Corriere della Sera, 26 giugno 2020
Gli abusi polizieschi anche con algoritmi
Mentre milioni di cittadini protestano sul palcoscenico delle piazze e delle strade d’America contro il razzismo e gli abusi della polizia, dietro le quinte va in scena uno scontro meno spettacolare ma ancor più rilevante: quello per evitare, nella repressione dei crimini, l’uso di tecnologie digitali sempre più potenti ma imprecise e basate sui pregiudizi di chi sviluppa gli algoritmi. A Detroit è appena emerso quello che potrebbe essere il primo caso noto di arresto di un innocente deciso col riconoscimento facciale: Robert Julian-Borchak Williams, un professionista di colore di 42 anni ammanettato nel giardino della sua villetta davanti alla moglie e alle figlie, accusato di un furto commesso un anno e mezzo prima in un negozio di orologi. Non era lui: i detective se ne sono resi conto mentre gli mostravano, interrogandolo, tre foto riprese dalle telecamere del negozio. Williams si è fatto 30 ore di prigione e il procedimento non è ancora estinto.
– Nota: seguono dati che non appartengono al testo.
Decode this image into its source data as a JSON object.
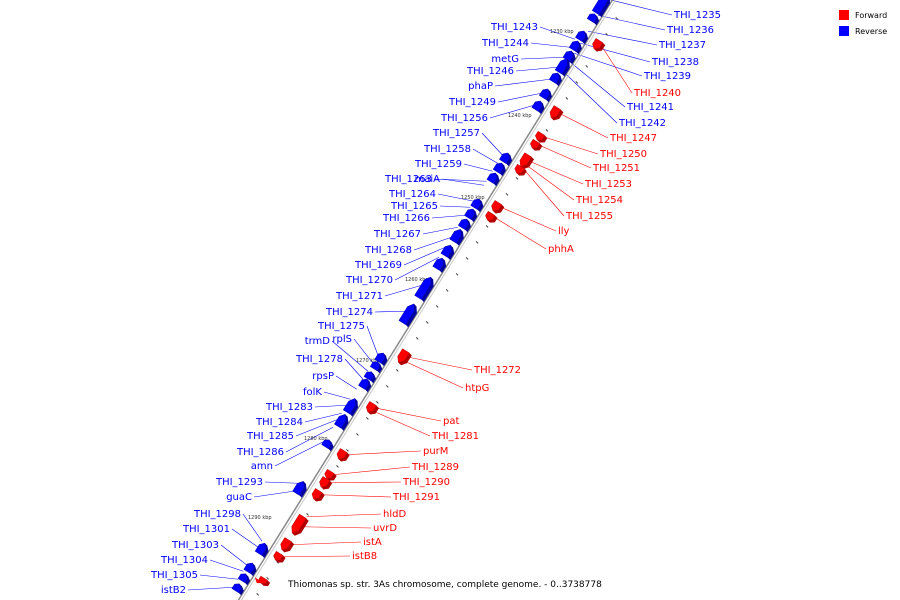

Tre cose impressionano di questo caso: l’approssimazione della polizia (nessuna indagine, solo il confronto delle immagini delle telecamere con un database di 49 milioni di foto), le carenze investigative occultate dietro la tecnologia («ha sbagliato il computer») e il giudizio cinico dell’avvocato di Williams: «Lui è fortunato: è ancora vivo. Quando gli agenti devono arrestare un afroamericano così grosso vanno nel panico». E, allora, benvenuta la notizia del blocco di un sistema di riconoscimento facciale creato da due professori e da uno studente della Harrisburg University: un algoritmo che, sulla base dei tratti somatici, dovrebbe predire, con l’80 per cento di accuratezza, chi diventerà un criminale. Siamo al recupero di tesi pseudoscientifiche da tempo archiviate, da quelle di Lombroso alle teorie naziste della razza, rivitalizzate usando intelligenza artificiale e machine learning: lo hanno denunciato 2256 scienziati, sociologi e filosofi della neonata Coalizione per la critica della tecnologia (Cct). La rivista scientifica Springer Nature non pubblicherà lo studio, ma non è detto che sia finita qui: il Cct denuncia il proliferare di ricerche computazionali per predire i crimini basate su algoritmi che risentono di pregiudizi e usano in modo scorretto dati biometrici o statistiche dei reati commessi dai vari gruppi sociali. Strumenti tanto potenti quanto difettosi che vengono ugualmente utilizzati da start up prive di scrupoli e offerti alle polizie Usa.